Mostly Happy

Description
Bean E. Fallwell's story in Mostly Happy begins with an inventory of items, shiny bits of beauty that she has collected and tucked into a red Samsonite Saturn suitcase. This suitcase, a dominant metaphor in the novel, becomes Bean's touchstone that keeps her from spiraling into the dark worlds of her beautiful, screwed up mother and all the stray men she brings home; her sad, exhausted father; and her magnetic stepfather as he transforms from family saviour into drunken dragon. Without remorse or bitterness Bean moves forward, seeking her friendships where she can, casting spells to protect her younger sister, and seeking solace from whatever small sanctuaries her transient life offers.

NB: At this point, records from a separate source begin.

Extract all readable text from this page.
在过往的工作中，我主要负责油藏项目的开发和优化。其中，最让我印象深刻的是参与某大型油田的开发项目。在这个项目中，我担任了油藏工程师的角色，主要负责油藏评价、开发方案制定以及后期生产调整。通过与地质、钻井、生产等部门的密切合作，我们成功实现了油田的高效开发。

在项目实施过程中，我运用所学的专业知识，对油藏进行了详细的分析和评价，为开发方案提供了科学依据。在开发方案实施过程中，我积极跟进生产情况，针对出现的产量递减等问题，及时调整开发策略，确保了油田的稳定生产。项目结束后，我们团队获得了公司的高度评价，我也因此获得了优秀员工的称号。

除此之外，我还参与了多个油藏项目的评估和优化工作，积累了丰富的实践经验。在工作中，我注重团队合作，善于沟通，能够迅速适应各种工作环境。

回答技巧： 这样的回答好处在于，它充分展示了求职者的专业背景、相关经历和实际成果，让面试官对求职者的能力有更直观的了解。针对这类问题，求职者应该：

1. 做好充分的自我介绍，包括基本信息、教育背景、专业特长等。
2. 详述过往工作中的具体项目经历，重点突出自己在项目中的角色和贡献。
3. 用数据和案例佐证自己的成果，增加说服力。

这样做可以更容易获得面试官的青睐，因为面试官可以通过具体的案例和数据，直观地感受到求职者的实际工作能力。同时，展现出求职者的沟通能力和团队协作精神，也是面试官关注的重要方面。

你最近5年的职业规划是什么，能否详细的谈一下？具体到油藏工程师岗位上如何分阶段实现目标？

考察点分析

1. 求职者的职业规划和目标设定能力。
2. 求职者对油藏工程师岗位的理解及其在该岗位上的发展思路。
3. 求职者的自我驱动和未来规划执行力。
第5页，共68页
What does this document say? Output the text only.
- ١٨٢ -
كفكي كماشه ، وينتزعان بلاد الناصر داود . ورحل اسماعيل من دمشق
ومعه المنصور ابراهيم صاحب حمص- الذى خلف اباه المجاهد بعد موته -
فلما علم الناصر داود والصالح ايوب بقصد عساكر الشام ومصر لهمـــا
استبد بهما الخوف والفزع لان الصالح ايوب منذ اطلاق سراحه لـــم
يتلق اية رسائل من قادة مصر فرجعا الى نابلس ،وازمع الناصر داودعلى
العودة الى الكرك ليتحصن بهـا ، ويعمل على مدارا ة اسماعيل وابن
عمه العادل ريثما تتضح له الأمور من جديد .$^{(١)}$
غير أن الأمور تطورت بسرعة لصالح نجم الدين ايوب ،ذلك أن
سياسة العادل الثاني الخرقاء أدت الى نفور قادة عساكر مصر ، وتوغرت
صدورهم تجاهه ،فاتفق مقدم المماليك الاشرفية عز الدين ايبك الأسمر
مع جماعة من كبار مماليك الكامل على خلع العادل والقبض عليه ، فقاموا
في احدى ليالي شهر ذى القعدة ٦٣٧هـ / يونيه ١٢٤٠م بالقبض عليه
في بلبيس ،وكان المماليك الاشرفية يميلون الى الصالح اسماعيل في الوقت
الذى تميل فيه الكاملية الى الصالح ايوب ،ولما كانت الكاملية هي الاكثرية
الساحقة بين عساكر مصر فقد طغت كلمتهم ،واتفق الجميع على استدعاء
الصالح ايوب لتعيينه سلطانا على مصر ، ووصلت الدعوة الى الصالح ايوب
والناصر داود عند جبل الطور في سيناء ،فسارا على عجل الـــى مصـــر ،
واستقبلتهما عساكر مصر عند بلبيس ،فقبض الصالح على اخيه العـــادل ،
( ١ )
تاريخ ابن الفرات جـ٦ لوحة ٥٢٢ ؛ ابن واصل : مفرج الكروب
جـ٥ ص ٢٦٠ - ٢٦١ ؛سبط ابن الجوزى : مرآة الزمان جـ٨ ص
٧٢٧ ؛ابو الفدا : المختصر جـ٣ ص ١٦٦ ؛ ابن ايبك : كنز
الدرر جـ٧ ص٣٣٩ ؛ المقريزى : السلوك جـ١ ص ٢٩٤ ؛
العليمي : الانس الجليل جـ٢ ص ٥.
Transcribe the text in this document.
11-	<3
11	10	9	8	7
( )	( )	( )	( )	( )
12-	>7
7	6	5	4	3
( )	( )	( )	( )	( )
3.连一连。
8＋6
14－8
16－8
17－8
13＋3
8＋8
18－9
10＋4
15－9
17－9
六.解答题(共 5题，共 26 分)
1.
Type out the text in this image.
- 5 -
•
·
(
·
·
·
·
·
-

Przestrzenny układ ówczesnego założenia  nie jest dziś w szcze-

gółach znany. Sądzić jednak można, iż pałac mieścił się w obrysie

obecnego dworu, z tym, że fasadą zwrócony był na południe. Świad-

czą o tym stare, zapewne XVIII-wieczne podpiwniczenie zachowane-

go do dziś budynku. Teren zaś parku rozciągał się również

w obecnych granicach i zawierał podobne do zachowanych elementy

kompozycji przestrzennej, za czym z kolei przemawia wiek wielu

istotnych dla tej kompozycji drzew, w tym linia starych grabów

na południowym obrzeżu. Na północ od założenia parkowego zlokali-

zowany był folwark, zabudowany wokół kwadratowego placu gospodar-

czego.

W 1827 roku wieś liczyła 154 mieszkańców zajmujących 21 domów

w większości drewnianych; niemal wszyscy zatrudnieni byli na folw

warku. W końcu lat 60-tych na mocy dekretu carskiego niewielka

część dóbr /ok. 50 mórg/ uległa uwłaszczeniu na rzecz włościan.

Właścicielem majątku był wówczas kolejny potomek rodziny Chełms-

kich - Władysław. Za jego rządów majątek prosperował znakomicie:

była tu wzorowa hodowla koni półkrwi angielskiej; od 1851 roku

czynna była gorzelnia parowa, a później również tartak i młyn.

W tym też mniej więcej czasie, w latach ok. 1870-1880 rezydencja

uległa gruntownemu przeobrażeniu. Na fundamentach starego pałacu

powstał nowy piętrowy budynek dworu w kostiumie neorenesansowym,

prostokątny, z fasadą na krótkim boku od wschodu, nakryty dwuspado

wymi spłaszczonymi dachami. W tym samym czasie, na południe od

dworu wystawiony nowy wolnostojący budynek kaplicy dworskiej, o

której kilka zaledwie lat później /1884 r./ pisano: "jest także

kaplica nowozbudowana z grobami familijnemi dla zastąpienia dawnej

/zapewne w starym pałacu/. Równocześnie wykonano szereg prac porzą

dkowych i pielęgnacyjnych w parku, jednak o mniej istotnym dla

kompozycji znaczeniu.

There are intense, cruel and terrifying moments in Bean's family life that shred her innocence, but as she is battered and almost broken by them, she also learns how to cope, recover and laugh. From engaging episodes as a religious-sponsored youth missionary in England and Europe, and the orchestrated pursuit of becoming an actress in Toronto, to the novel's road's end in Wyoming, Bean's life is as relentlessly whimsical as it is sad. And as she migrates from schoolgirl to teen to young woman, and her dreams unfold from grill cheese sandwiches to self-sufficiency, she evolves into one of fiction's most memorable characters.
About this Author
Pam Bustin was raised in a host of small towns across the prairies. She currently lives in Saskatoon. Her play Saddles in the Rain won the John V. Hicks award in 2002 and was published by Playwrights Canada Press in the anthology The West of all Possible Worlds in 2004. Her other stage plays include barefoot and The Passage of Georgia O'Keeffe. Three of her radio dramas have aired on CBC and her short fiction has appeared in The New Quarterly, Spring and Transitions.